Poczekalnia, moje pierwsze kroki w twórczości.
#1381 OFFLINE
Napisano 20 październik 2019 - 04:13
- wojtekmat lubi to
#1382 OFFLINE
Napisano 20 październik 2019 - 07:53
Może lepiej jeden, dwa porządne nóżki Olfy?
masz na myśli to ? :
https://markery.pl/p...ASABEgLdp_D_BwE
Tak jeszcze z innej beczki, na początku jako farbę chyba wystarczy wybrać spreje ?
#1383 OFFLINE
Napisano 20 październik 2019 - 09:33
Kup kilka podstawowych kolorów (najlepiej Motip), nie reagują z lakierami. Z czasem dokupisz więcej kolorów albo przejdziesz na inne farby.
#1384 OFFLINE
Napisano 20 październik 2019 - 10:05
#1385 OFFLINE
Napisano 20 październik 2019 - 10:38
#1386 OFFLINE
Napisano 20 październik 2019 - 15:19
super,
jeszcze jedno pytanko, z tego co widzę na youtube, wszyscy wzory np łuski malują sprejem.
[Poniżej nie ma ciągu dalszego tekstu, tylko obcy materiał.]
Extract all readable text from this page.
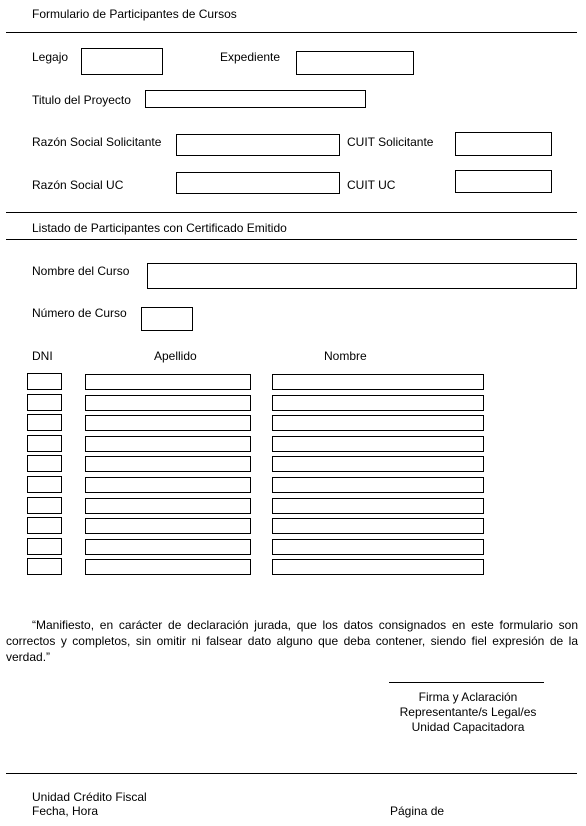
Formulario de Participantes de Cursos
Legajo	Expediente
Titulo del Proyecto
Razón Social Solicitante	CUIT Solicitante
Razón Social UC	CUIT UC
Listado de Participantes con Certificado Emitido
Nombre del Curso
Número de Curso
DNI	Apellido	Nombre
“Manifiesto, en carácter de declaración jurada, que los datos consignados en este formulario son correctos y completos, sin omitir ni falsear dato alguno que deba contener, siendo fiel expresión de la verdad.”
Firma y Aclaración
Representante/s Legal/es
Unidad Capacitadora
Unidad Crédito Fiscal
Fecha, Hora	Página de
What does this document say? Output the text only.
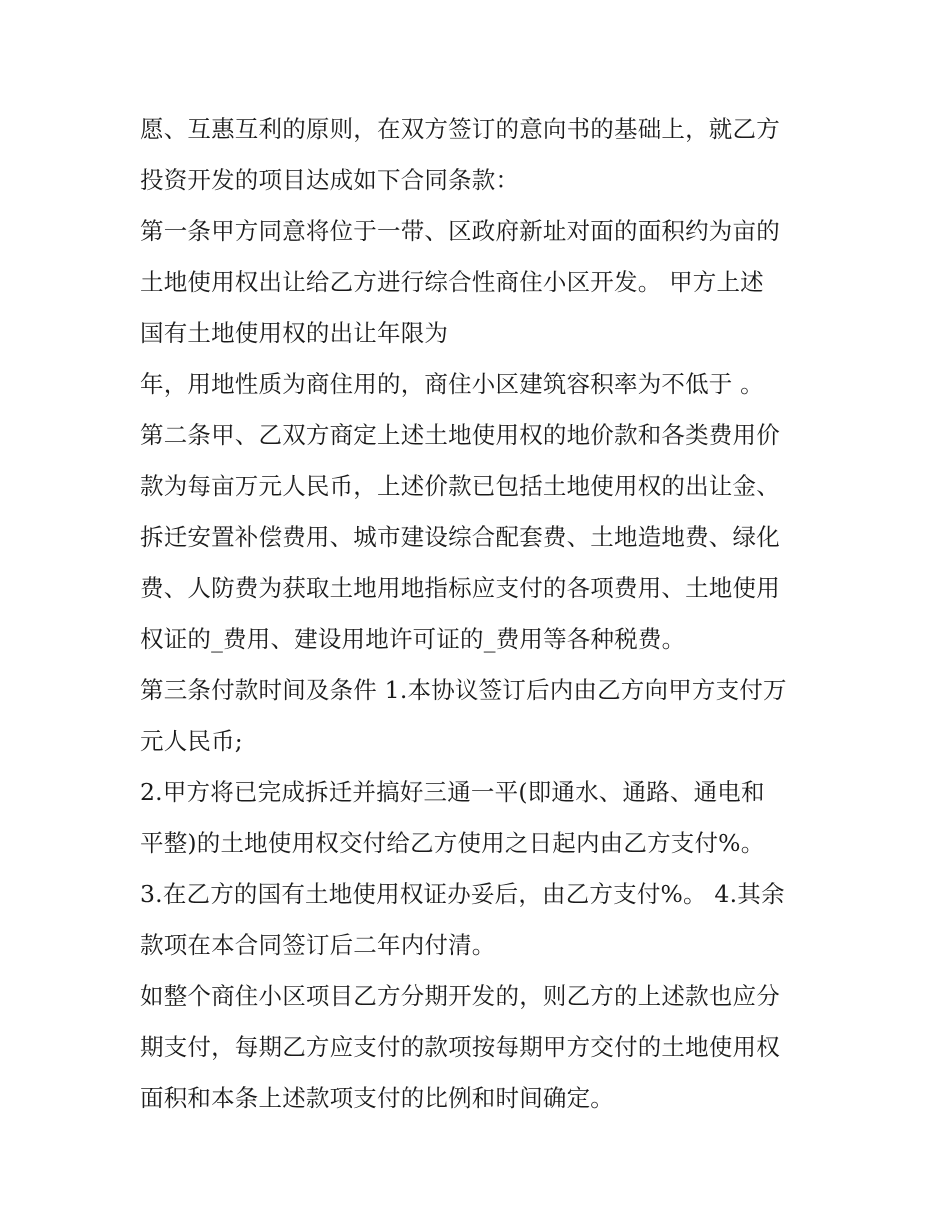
愿、互惠互利的原则，在双方签订的意向书的基础上，就乙方
投资开发的项目达成如下合同条款：
第一条甲方同意将位于一带、区政府新址对面的面积约为亩的
土地使用权出让给乙方进行综合性商住小区开发。 甲方上述
国有土地使用权的出让年限为
年，用地性质为商住用的，商住小区建筑容积率为不低于 。
第二条甲、乙双方商定上述土地使用权的地价款和各类费用价
款为每亩万元人民币，上述价款已包括土地使用权的出让金、
拆迁安置补偿费用、城市建设综合配套费、土地造地费、绿化
费、人防费为获取土地用地指标应支付的各项费用、土地使用
权证的_费用、建设用地许可证的_费用等各种税费。
第三条付款时间及条件 1.本协议签订后内由乙方向甲方支付万
元人民币;
2.甲方将已完成拆迁并搞好三通一平(即通水、通路、通电和
平整)的土地使用权交付给乙方使用之日起内由乙方支付%。
3.在乙方的国有土地使用权证办妥后，由乙方支付%。 4.其余
款项在本合同签订后二年内付清。
如整个商住小区项目乙方分期开发的，则乙方的上述款也应分
期支付，每期乙方应支付的款项按每期甲方交付的土地使用权
面积和本条上述款项支付的比例和时间确定。
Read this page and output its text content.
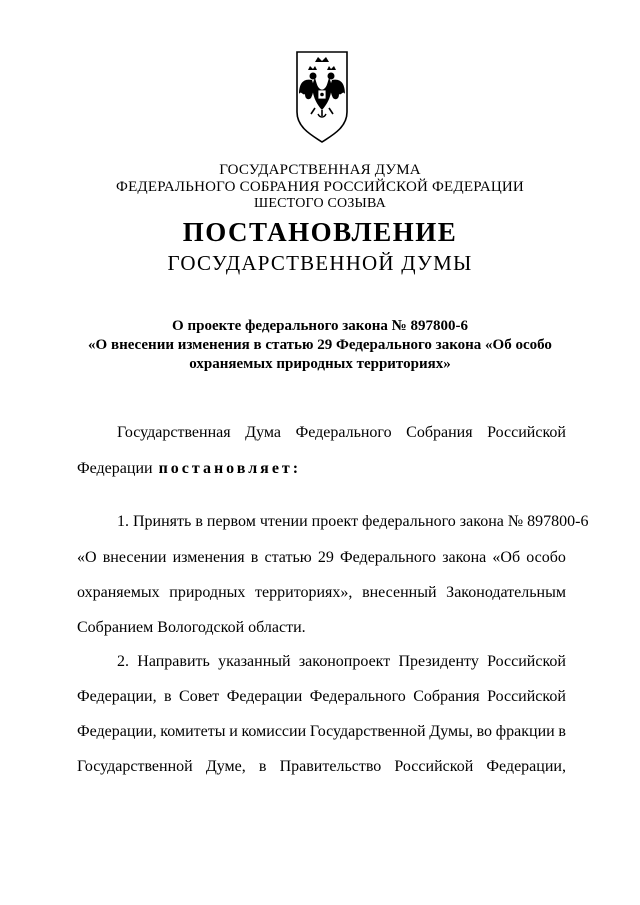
ГОСУДАРСТВЕННАЯ ДУМА
ФЕДЕРАЛЬНОГО СОБРАНИЯ РОССИЙСКОЙ ФЕДЕРАЦИИ
ШЕСТОГО СОЗЫВА
ПОСТАНОВЛЕНИЕ
ГОСУДАРСТВЕННОЙ ДУМЫ
О проекте федерального закона № 897800-6
«О внесении изменения в статью 29 Федерального закона «Об особо
охраняемых природных территориях»
Государственная Дума Федерального Собрания Российской
Федерации постановляет:
1. Принять в первом чтении проект федерального закона № 897800-6
«О внесении изменения в статью 29 Федерального закона «Об особо
охраняемых природных территориях», внесенный Законодательным
Собранием Вологодской области.
2. Направить указанный законопроект Президенту Российской
Федерации, в Совет Федерации Федерального Собрания Российской
Федерации, комитеты и комиссии Государственной Думы, во фракции в
Государственной Думе, в Правительство Российской Федерации,
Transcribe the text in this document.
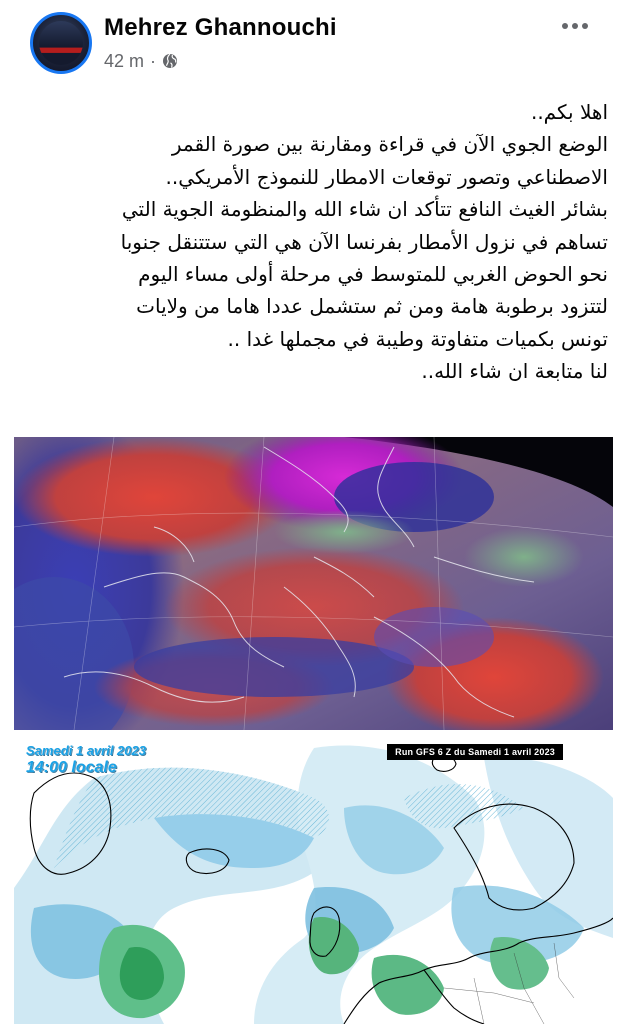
Mehrez Ghannouchi
42 m ·
اهلا بكم..
الوضع الجوي الآن في قراءة ومقارنة بين صورة القمر
الاصطناعي وتصور توقعات الامطار للنموذج الأمريكي..
بشائر الغيث النافع تتأكد ان شاء الله والمنظومة الجوية التي
تساهم في نزول الأمطار بفرنسا الآن هي التي ستتنقل جنوبا
نحو الحوض الغربي للمتوسط في مرحلة أولى مساء اليوم
لتتزود برطوبة هامة ومن ثم ستشمل عددا هاما من ولايات
تونس بكميات متفاوتة وطيبة في مجملها غدا ..
لنا متابعة ان شاء الله..
Samedi 1 avril 2023
14:00 locale
Run GFS 6 Z du Samedi 1 avril 2023
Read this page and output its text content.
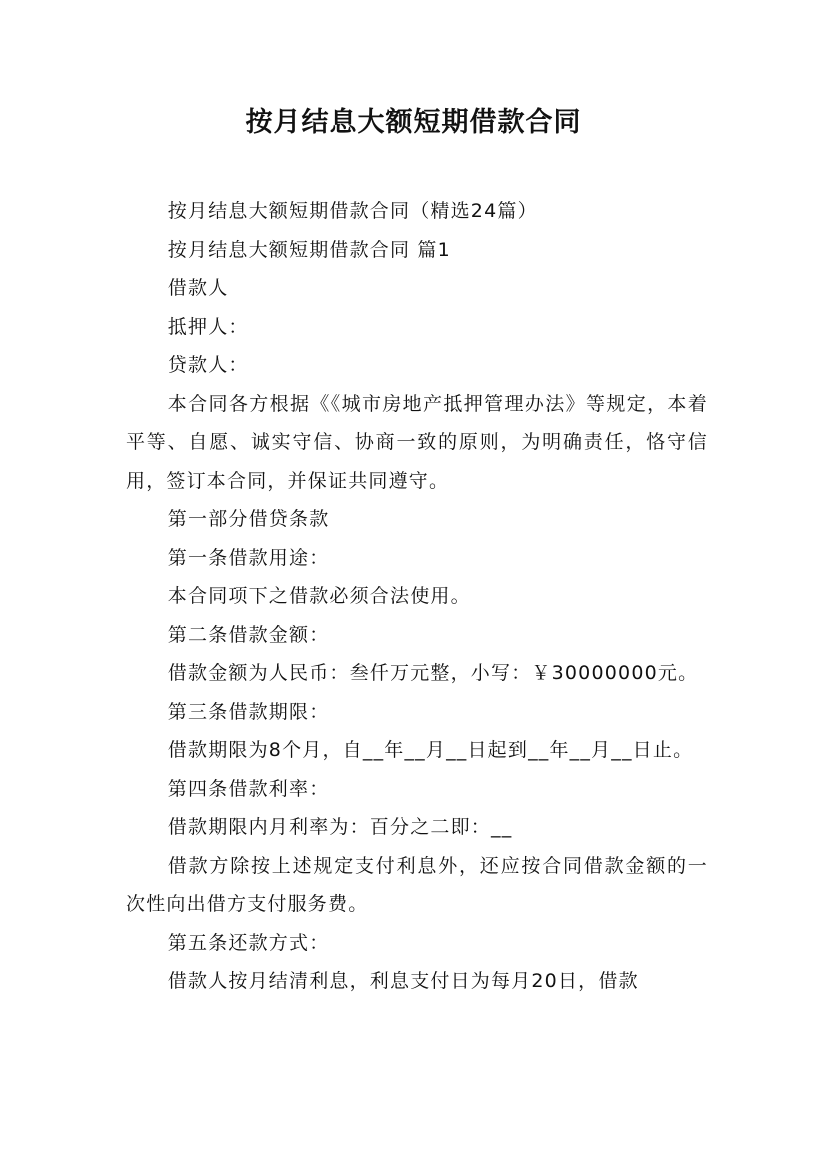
按月结息大额短期借款合同

按月结息大额短期借款合同（精选24篇）

按月结息大额短期借款合同 篇1

借款人

抵押人：

贷款人：

本合同各方根据《《城市房地产抵押管理办法》等规定，本着平等、自愿、诚实守信、协商一致的原则，为明确责任，恪守信用，签订本合同，并保证共同遵守。

第一部分借贷条款

第一条借款用途：

本合同项下之借款必须合法使用。

第二条借款金额：

借款金额为人民币：叁仟万元整，小写：￥30000000元。

第三条借款期限：

借款期限为8个月，自__年__月__日起到__年__月__日止。

第四条借款利率：

借款期限内月利率为：百分之二即：__

借款方除按上述规定支付利息外，还应按合同借款金额的一次性向出借方支付服务费。

第五条还款方式：

借款人按月结清利息，利息支付日为每月20日，借款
Czy ktoś z Was je wyrabia w "3d" rzeźbiąc na woblerze ? Taka przynęta chyba optycznie lepiej wygląda ?
#1387 OFFLINE
Napisano 20 październik 2019 - 16:57
Witam,
Tak się wkrecilem w wędkarstwo ze chciałbym podłubać jakieś swoje przynęty.
Myślałem na poczatku o zakupie jakichś nozykow .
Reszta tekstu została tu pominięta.